Increased activated platelet binding to T cells in lung cancer patients is correlated with history of thrombosis

Abstract

Abstract This study aimed to characterize the role of platelet-leukocyte aggregation in lung cancer patients in context of history of thrombosis. Whole blood from lung cancer patients and healthy volunteers was labeled with fluorescently-conjugated antibodies, then fixed prior to flow cytometry. Platelet-leukocyte aggregates were quantified by detecting the number of platelets within all leukocyte-positive events. Platelet-CD4 T cell and platelet-CD8 T cell aggregates were both significantly increased in lung cancer patients (both p < 0.0001).

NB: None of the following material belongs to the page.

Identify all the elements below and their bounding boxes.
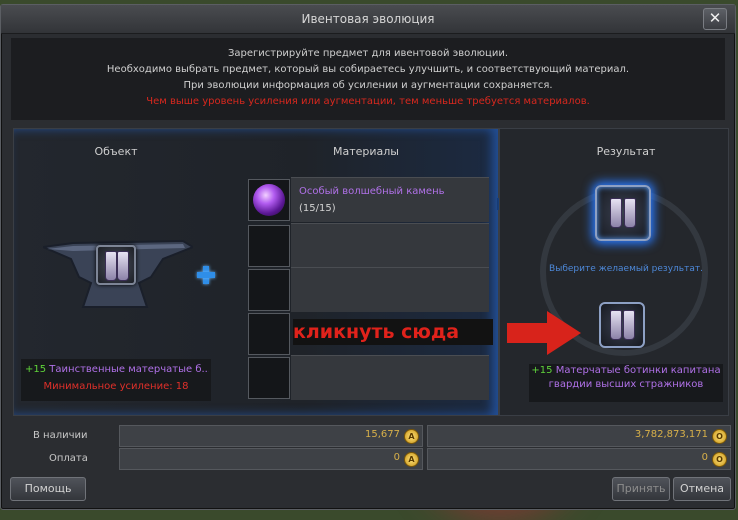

Lung cancer patients had significantly more CD4 and CD8 T cells aggregated with activated platelets compared to healthy volunteers (p < 0.01 and p < 0.001, respectively). Lung cancer patients were then separated into groups based on history of thrombosis: No previous thrombosis, arterial thrombotic event (ATE), and venous thromboembolism (VTE). ATE patients had significantly more CD8 T cells aggregated with platelets than patients with no history of thrombosis (p < 0.05). VTE patients had significantly higher expression of platelet activation markers in CD4 and CD8 T cell aggregates than patients with no history of thrombosis (p < 0.01 and p < 0.001, respectively) and ATE patients (p < 0.05 and p < 0.001, respectively). Platelet-T cell aggregates were significantly increased in lung cancer patients compared to healthy volunteers, and platelet activation within aggregates was significantly correlated with history of VTE in patients with lung cancer. These findings indicate that interactions between platelets and T cells in cancer patients may contribute to a procoagulant phenotype.